La previsione, fatta sulla base dei dati disponibili oggi e suscettibile di variazioni «ma più al peggio che al meglio», come ha spiegato l’ad dell’istituto bolognese di ricerca, parte dalla considerazione che si compreranno molte meno case: di qui al 2022 la diminuzione dei rogiti andrà da un minimo di 278 mila a 587 mila unità.
Quotazioni in calo più modesto
Nella sua stima Nomisma ipotizza un calo solo modesto (dal 3 al 10% cumulati nel triennio) delle quotazioni: uno scenario che presuppone una resistenza sui prezzi richiesti da parte dei venditori. Resistenza che però, se dobbiamo basarci su quanto già avvenuto dopo il crollo del 2012, con il passare dei mesi potrebbe anche sfaldarsi.
Le ragioni del calo delle vendite
Tre le ragioni che fanno pensare a una calo così marcato delle vendite.
– La prima è che molte persone avranno meno soldi a disposizione, con tassi di disoccupazione in crescita sempre nel triennio tra i due e i quattro punti.
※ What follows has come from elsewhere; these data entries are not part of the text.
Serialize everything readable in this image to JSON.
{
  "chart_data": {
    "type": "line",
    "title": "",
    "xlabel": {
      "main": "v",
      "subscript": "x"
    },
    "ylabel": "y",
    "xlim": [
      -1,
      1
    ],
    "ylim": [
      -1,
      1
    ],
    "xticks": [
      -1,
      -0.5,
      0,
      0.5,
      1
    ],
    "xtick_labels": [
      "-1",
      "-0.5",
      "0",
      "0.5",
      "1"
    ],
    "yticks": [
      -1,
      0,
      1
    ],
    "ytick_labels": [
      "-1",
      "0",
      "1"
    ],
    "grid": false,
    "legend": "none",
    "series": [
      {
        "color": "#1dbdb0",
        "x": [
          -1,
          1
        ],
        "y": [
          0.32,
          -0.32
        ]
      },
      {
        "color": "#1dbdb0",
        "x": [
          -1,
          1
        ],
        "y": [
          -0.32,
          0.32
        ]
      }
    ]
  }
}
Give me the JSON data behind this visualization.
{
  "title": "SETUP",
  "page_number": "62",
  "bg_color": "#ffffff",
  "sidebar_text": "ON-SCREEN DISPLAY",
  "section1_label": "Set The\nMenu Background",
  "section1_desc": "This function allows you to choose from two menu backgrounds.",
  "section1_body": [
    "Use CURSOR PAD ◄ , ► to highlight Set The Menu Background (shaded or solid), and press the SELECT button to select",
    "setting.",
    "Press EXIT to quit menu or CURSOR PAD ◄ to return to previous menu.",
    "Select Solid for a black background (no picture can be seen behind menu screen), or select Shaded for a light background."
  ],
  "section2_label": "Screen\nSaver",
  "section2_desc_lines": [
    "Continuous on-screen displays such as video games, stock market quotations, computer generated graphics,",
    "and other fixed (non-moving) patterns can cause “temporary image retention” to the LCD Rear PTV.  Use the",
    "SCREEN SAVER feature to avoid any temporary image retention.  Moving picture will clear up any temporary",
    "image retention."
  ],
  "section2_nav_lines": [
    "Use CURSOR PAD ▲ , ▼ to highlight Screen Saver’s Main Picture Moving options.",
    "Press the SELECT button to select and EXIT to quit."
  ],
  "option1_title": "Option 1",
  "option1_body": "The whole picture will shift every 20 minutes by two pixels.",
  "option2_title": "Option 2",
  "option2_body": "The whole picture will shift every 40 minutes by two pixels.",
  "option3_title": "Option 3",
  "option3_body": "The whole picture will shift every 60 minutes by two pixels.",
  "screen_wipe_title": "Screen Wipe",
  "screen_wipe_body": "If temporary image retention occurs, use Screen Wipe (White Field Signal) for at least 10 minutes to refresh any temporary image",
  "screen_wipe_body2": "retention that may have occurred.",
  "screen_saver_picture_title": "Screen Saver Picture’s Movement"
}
– La seconda è che, nonostante i tassi più favorevoli che mai, i mutui diventeranno molto più difficili da ottenere, perché le banche stanno ancora liberandosi del fardello delle sofferenze accumulatosi dopo la crisi del 2012 e certo non vorranno riempirsi di garanzie ipotecarie giudicate a rischio.
– La terza è la presumibile diminuzione della domanda da investimento, che nelle grandi città lo scorso anno era stato il driver di sviluppo del mercato. Acquisti fatti soprattutto con lo scopo di mettere la casa sul mercato degli affitti brevi e che già prima dello scoppio del coronavirus stavano creando qualche ripensamento nei risparmiatori quando verificavano come i rendimenti netti fossero abbastanza lontani, nel senso di più bassi, rispetto a quelli attesi.
L’effetto a cascata sulla filiera
Il calo del fatturato si rifletterà inesorabilmente su tutta la filiera del mattone, a partire dai professionisti (agenzie, geometri, notai, avrà pesanti ripercussioni sul settore edile e, a cascata, su quella dei produttori di materiali, oltre a portare a un buco nelle finanze pubbliche per i mancati incassi da imposte di trasferimento. Nomisma ha presentato anche una stima sull’impatto che la crisi avrà sugli investimenti istituzionali: si tratta delle transazioni riguardanti immobili o portafogli immobiliari del valore superiore ai 5 milioni transati perlopiù da fondi immobiliari o fondi pensione. Nel 2019 questo mercato aveva toccato in Italia un valore record di 12 miliardi di euro, il 40% dei quali a Milano e con oltre tre quarti delle operazioni condotte da player stranieri. Rispetto alle previsioni di inizio 2020 la perdita di valore nel triennio si aggirerà tra i 9 e i 18 miliardi.